Landfill Mining - Prospecting For Plastic
Posted by Big Gav in plastic, recycling
Reuters reports that the high oil price has made old dumps a fertile ground for plastic hunters - Could $100 oil turn dumps into plastic mines?.
Sparked by surging oil, a dramatic rise in the value of old plastic is encouraging waste companies across the world to dig for buried riches in rotting rubbish dumps.
Long a symbol of humanity's throw-away culture, existing landfill sites are now being viewed as mines of potential which as the world population grows could also help bolster the planet's dwindling natural resources.
"By 2020 we might have nine billion people on the planet, we could have a very big middle class driving millions more cars, and we could be in a really resource-hungry world with the oil price climbing and a supply situation in Libya, Russia and Saudi where natural gas is limited," said Peter Jones, one of Britain's leading experts on waste management.
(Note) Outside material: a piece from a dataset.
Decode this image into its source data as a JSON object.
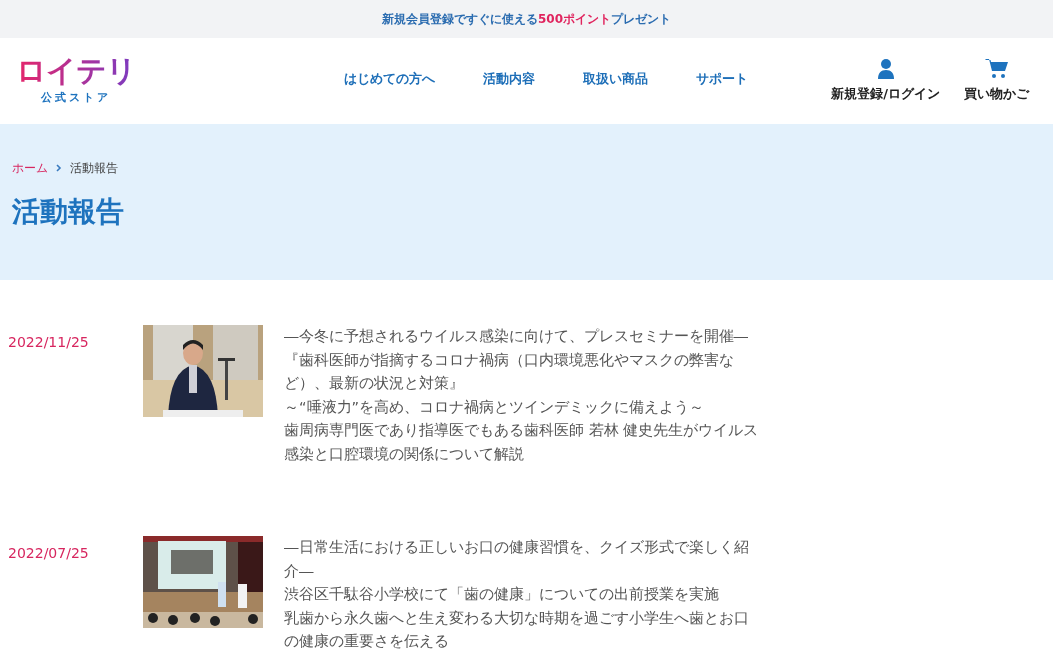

"It is those drivers, those conditions, which will encourage the possibility of landfill mining."
In Britain alone, experts say landfill sites could offer up an estimated 200 million tonnes of old plastic -- worth up to 60 billion pounds at current prices -- to be recovered and recycled, or converted to liquid fuel.
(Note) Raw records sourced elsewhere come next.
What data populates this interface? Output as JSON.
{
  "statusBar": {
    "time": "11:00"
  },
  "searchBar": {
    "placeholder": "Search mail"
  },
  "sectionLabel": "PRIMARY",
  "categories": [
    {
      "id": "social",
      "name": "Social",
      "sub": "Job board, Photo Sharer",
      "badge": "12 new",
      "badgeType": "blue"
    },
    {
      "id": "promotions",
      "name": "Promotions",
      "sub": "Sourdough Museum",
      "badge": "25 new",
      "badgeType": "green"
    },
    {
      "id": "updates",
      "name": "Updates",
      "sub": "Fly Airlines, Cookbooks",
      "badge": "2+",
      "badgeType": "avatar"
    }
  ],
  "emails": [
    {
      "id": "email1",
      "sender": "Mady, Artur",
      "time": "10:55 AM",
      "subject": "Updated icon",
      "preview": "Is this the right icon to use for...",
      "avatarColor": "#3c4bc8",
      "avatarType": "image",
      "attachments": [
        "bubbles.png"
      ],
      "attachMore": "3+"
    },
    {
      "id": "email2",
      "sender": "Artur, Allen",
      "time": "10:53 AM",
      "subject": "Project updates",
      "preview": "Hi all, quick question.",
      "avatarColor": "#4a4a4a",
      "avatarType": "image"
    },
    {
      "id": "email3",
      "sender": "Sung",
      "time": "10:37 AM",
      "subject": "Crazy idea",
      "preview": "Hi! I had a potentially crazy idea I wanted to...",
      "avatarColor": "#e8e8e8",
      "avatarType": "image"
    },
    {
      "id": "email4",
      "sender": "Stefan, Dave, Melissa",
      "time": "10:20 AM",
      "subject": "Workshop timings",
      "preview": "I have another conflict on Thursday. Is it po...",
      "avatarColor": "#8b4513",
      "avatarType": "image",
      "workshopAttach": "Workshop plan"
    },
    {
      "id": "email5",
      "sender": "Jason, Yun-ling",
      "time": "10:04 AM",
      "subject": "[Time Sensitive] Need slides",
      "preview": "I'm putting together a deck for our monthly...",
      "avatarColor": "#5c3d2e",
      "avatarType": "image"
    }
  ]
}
As many oil analysts predict oil prices will stay above $100 a barrel, waste experts in America, Europe and across Asia have been conducting pilot projects to recoup old plastic and other waste materials.
Prices for high quality plastics such as high-density polyethelenes (HDP) have more than doubled to between 200 and 300 pounds ($370-560) per tonne, from just above 100 pounds a year ago, according to experts in the waste industry.